V’è un dire poetico che non ammette finzioni, secondo un
autore garbato e malinconico, solito agli attraversamenti esistenziali,
inseguito da una verità, un’illuminazione più forte di ogni altra, incalzante.
Un emblematico coacervo di rifiuti sulla presenza umana
corrode l’emozione.
Il lettore ha modo di appropriarsi del valore profondo della
parola, come un nutrimento da curare e controllare, col ron ron esistenziale,
un elemento necessario per cogliere flash d’ispirazione e far scattare delle
occasioni.
Leggendo è come se ti ritrovassi incagliato tra sentimenti
profondi e ragioni inconfessabili, tra storie e destini che chiedono d’essere
ascoltati, grazie a un autore che mantiene una coerenza con grande lirismo, essendo
questi lento e avvolgente, e assumendo un tono intimo, malinconico, dolente… ma
anche fiero e arrabbiato.
Il poeta dosa bene follie e malinconie in una data
ambientazione, segno di come s’impara a dare il giusto peso alle parole… versi
dunque d’impianto teatrale, evocativi come un’opera d’arte, di contorsione
avanguardistica.
Testo teso, che non dà tregua ai significati di cui n’è
denso, privi di compiacimento… mai banale.

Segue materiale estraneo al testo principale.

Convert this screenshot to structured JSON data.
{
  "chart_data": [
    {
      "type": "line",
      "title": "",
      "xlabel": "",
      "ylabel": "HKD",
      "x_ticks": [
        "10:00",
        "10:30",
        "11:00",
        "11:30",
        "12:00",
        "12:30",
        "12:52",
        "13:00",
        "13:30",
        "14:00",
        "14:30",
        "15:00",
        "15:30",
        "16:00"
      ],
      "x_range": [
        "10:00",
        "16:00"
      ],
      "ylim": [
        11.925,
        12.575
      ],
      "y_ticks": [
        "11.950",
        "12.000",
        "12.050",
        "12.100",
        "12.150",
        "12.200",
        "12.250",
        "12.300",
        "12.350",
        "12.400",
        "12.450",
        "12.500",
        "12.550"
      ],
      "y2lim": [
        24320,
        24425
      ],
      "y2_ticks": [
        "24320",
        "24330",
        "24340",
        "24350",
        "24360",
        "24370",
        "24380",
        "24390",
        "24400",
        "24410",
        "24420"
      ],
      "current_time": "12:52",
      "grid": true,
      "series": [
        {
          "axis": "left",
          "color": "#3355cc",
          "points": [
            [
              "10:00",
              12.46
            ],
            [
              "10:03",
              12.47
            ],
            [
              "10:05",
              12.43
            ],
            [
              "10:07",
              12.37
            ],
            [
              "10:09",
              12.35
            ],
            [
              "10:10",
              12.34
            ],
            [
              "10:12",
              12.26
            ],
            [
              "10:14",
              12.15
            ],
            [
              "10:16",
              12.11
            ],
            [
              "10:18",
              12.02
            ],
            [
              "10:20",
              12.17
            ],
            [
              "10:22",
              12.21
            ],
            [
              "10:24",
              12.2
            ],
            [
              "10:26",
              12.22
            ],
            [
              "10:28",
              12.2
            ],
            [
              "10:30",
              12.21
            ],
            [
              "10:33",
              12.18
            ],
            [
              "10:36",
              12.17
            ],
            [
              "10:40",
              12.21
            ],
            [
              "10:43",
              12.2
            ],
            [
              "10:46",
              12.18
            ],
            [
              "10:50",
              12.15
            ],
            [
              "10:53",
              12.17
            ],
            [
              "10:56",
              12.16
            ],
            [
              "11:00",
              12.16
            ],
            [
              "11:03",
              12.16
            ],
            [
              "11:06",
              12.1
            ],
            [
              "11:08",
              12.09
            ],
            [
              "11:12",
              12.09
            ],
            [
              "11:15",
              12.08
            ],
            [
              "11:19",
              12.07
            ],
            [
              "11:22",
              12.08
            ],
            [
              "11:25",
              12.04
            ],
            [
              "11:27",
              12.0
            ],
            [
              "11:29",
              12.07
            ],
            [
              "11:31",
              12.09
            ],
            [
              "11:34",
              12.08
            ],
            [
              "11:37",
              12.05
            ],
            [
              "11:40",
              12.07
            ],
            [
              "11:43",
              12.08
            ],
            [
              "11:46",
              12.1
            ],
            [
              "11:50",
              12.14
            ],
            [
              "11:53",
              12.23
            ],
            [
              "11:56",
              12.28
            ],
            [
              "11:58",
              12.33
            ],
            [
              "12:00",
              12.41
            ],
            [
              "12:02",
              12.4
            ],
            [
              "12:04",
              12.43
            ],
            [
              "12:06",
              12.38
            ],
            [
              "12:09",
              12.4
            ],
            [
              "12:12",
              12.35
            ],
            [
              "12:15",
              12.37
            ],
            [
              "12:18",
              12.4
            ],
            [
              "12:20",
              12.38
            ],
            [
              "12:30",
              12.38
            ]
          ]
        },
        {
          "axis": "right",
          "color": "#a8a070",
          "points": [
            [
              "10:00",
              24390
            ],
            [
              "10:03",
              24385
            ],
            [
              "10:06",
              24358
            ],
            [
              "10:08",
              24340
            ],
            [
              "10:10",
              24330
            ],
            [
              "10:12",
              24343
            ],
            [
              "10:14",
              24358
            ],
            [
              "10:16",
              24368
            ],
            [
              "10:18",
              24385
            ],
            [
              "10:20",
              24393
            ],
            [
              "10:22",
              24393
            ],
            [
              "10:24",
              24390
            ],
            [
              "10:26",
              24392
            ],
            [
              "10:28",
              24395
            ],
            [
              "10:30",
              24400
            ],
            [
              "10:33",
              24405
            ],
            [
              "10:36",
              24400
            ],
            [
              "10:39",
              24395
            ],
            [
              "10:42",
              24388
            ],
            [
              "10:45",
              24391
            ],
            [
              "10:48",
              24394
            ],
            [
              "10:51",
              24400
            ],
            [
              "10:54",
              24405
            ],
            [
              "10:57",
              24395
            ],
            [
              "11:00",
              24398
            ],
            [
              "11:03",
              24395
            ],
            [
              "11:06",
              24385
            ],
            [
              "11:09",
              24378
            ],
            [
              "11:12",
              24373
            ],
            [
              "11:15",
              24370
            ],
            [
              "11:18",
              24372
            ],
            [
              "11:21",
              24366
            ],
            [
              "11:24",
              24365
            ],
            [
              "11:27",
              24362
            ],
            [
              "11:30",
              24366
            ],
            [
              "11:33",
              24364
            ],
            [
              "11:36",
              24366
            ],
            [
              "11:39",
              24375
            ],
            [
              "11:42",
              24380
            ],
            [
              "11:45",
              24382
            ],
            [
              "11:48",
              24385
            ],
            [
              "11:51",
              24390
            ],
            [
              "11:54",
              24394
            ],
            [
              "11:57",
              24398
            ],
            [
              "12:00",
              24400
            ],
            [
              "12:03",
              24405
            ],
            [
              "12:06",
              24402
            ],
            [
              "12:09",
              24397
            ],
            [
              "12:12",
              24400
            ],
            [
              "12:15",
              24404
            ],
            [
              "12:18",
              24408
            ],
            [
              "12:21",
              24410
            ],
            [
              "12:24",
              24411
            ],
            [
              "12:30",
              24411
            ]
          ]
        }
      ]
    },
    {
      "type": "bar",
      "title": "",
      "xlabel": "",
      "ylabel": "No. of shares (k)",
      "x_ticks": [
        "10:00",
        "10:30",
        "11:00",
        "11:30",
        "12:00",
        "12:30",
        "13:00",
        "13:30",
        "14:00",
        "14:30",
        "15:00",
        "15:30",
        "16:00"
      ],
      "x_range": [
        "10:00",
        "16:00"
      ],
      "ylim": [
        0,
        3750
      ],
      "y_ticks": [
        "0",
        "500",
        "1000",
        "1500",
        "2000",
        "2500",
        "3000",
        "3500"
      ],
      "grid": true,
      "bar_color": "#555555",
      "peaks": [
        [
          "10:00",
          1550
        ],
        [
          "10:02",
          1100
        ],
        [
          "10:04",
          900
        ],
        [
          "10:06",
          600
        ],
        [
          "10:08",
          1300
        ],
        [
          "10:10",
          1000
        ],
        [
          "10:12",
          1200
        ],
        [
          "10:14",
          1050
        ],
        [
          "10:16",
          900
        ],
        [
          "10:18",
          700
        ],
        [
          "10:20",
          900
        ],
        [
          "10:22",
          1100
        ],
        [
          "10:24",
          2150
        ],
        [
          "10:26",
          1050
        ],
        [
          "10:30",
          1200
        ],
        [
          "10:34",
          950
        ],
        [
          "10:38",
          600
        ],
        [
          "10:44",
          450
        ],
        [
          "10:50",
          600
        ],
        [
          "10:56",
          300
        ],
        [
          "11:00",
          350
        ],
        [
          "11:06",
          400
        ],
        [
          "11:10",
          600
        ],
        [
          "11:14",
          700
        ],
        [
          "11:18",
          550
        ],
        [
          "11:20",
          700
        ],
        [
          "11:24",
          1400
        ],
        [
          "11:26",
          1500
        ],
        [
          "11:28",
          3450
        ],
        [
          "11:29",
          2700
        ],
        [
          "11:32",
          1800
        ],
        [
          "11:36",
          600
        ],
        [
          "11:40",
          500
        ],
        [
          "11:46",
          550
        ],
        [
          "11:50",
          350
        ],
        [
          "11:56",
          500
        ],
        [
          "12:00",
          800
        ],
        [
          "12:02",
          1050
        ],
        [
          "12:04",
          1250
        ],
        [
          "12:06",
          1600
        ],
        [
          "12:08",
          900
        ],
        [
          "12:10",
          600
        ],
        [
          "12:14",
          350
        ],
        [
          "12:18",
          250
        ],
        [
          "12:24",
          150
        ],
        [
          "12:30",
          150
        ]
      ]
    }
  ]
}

Qui non si cade nei sentimentalismi, alla luce di una
calibrata misura dei versi, in funzione catartica e salvifica, e quindi di
sottigliezze psicologiche, a fronte di un universo cupo, claustrofobico (ma
molto introspettivo)… addirittura sembra che si possano appurare dei diorami
assemblati per far capire a cosa si va incontro.
Dalla cura del dettaglio linguistico e poetico si determina
la presa di posizione su temi certi.
·
Gianni Marcantoni, classe 1975, nasce nelle
Marche a S. Benedetto del Tronto, e vive a Cupra Marittima.
È laureato in Giurisprudenza e ha un
impiego.
Scrive versi dal 1991 ma inizia a
pubblicare nel 2008 su alcuni siti internet dedicati alla poesia.
Tra il 2010 e il 2013 delle sue liriche
vengono selezionate all'interno di alcune antologie edite da Aletti, e in
quella dei Poeti contemporanei – 73 (Pagine Ed.).
Ottiene il Primo premio al Concorso letterario
Int.le “Versi d'Agosto” di Vallefiorita (CZ), sia nel 2014 con la poesia
singola “È la notte la sua cupola” che nel 2017 con la silloge edita “Orario di
visita”.
Tra il 2015 e il 2018 si aggiudica diversi
premi e menzioni, per la sezione Volume Edito, in vari concorsi letterari
nazionali e internazionali (“Giovane Holden”, “Corona”, ” Sellion”, “S. Maria in
Castello-Vecchiano”, “Leandro Polverini”, “Gaetano Cingari”, “Giovanni Pascoli
– L'Ora di Barga”, “La Pania”, “Gadda”, “Visconti”, “Il Sabato del Villaggio”).
Due poesie sono state pubblicate nel blog “Poesia”
di Luigia Sorrentino (RaiNews).
Altre pubblicazioni appaiono su "Poesiaultracontemporanea"
nonché in vari cataloghi d'arte.
Le sue raccolte sono: “Al tempo della poesia”
(2011, Aletti), “La parete viva” (2011, Aletti), “In dirittura” (2013,
Vertigo), “Poesie di un giorno nullo” (2015, Vertigo), “Orario di visita”
(2016, Schena) e “Ammessi al paesaggio” (2019, Calibano).